2. Your convert function can use either the C-style format flags: %x, %d, %o to display the output in the correct format (except binary -- this one you'll have to implement manually) or you can use the C++ iomanip library which has manipulators such as hex, dec, oct, etc.

3. Registered User
Join Date
May 2005
Location
Usa
Posts
53
For C++ style, you can do this to convert decimal base to hex, oct base.
cout<<hex<<number<<endl; // hex base
cout<<oct<<number<<endl; // oct base

4. Senior Member
Join Date
Dec 2003
Posts
3,366
I so can't stand that -- what is the variable 'hex' ? Oh its not a variable its the same syntax used differently to confuse the reader. Not your fault for using it. But the standards guys had there head in the sand when they did that.

5. I don't see a difference between 'hex' and say 'endl'. These are function names that are passed to the stream object. I think they are more readable and intuitive than say "%x" or "%h" (the latter btw means 'short', heaven knows why).

6. Senior Member
Join Date
Dec 2003
Posts
3,366
I dont like endl either for the same reason. They are more readable than sprintf but you cant tell variables from commands. Sprintf puts the % on everything, which leaps out to the eye. cout << %hex << number; --- much better. Anything to say its not a variable would be better. %h means sHort probably, because s was used already -- again not terribly bright to use one letter for so long a list of types. I have also had cout (rarely) confuse << with shift and had to explicitly call operator <<, but thats another story...

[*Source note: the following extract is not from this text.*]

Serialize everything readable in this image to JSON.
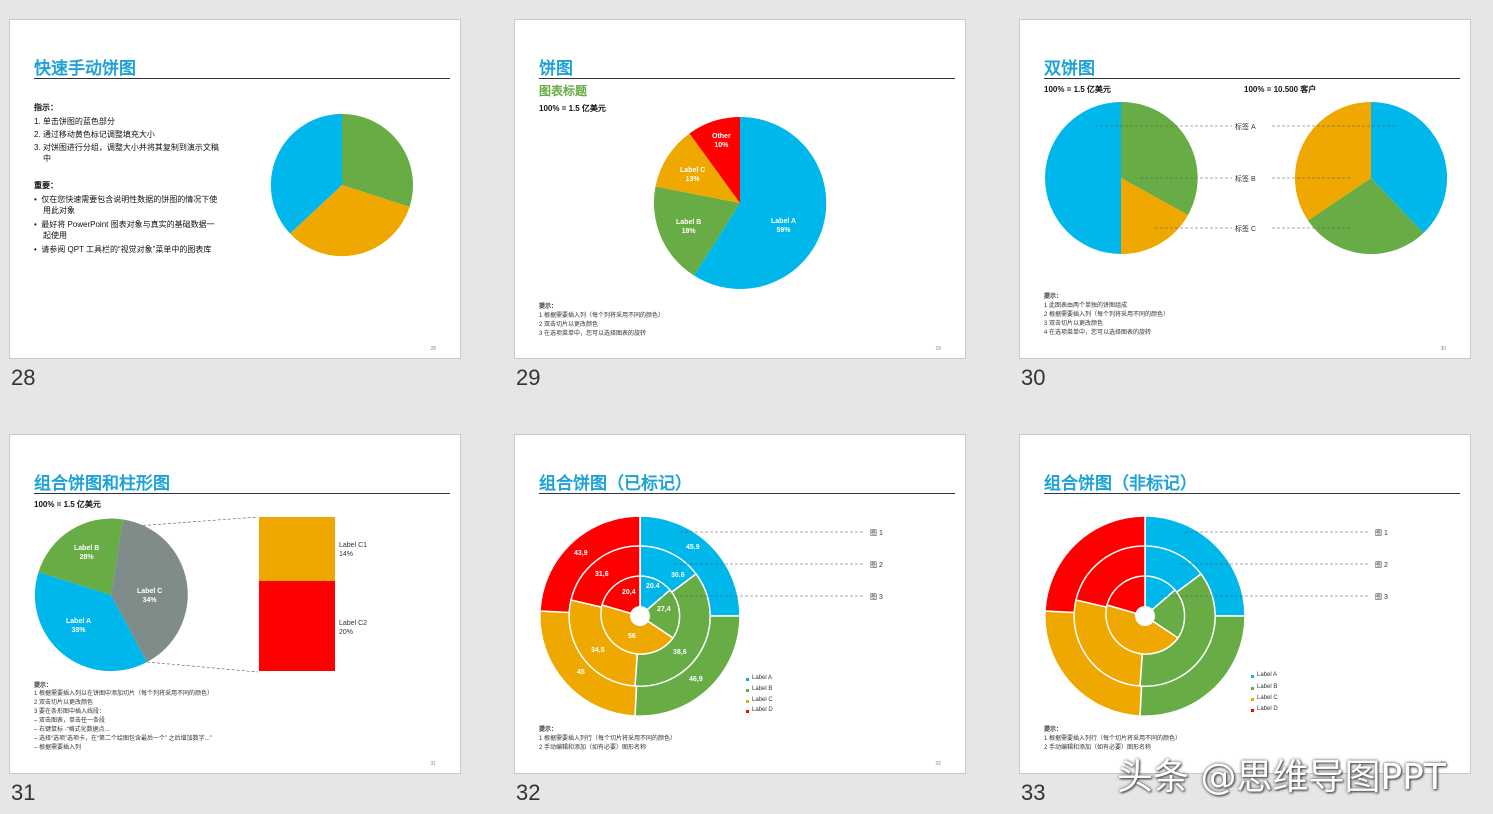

7. OK, I'm not saying that it was the wised design descision but making hex, oct and other manipulators look like variables was deliberate. Think about the following code:

cout<<x;

without knowing what x is, you expect this statement to display x. Now if x happen to be a manipulator such as hex, the same applies here: cout, in a way, this "variable" and displays it on the screen except that it's not a numeric value but a format flag that affects the output. I do agree about the << and >> operators though. Not because they can be mistaken for a bit shift operator (any overloaded oerator would be mistaken for its built-in counterpart at some point) but because it's too long. It takes two characters which doesn't seem a lot but when you chain multiple values in a single statement, it really becomes cumbersome. Add to it the std:: prefixed to cout, end and other mnipulators, and you end up with cluttered up code.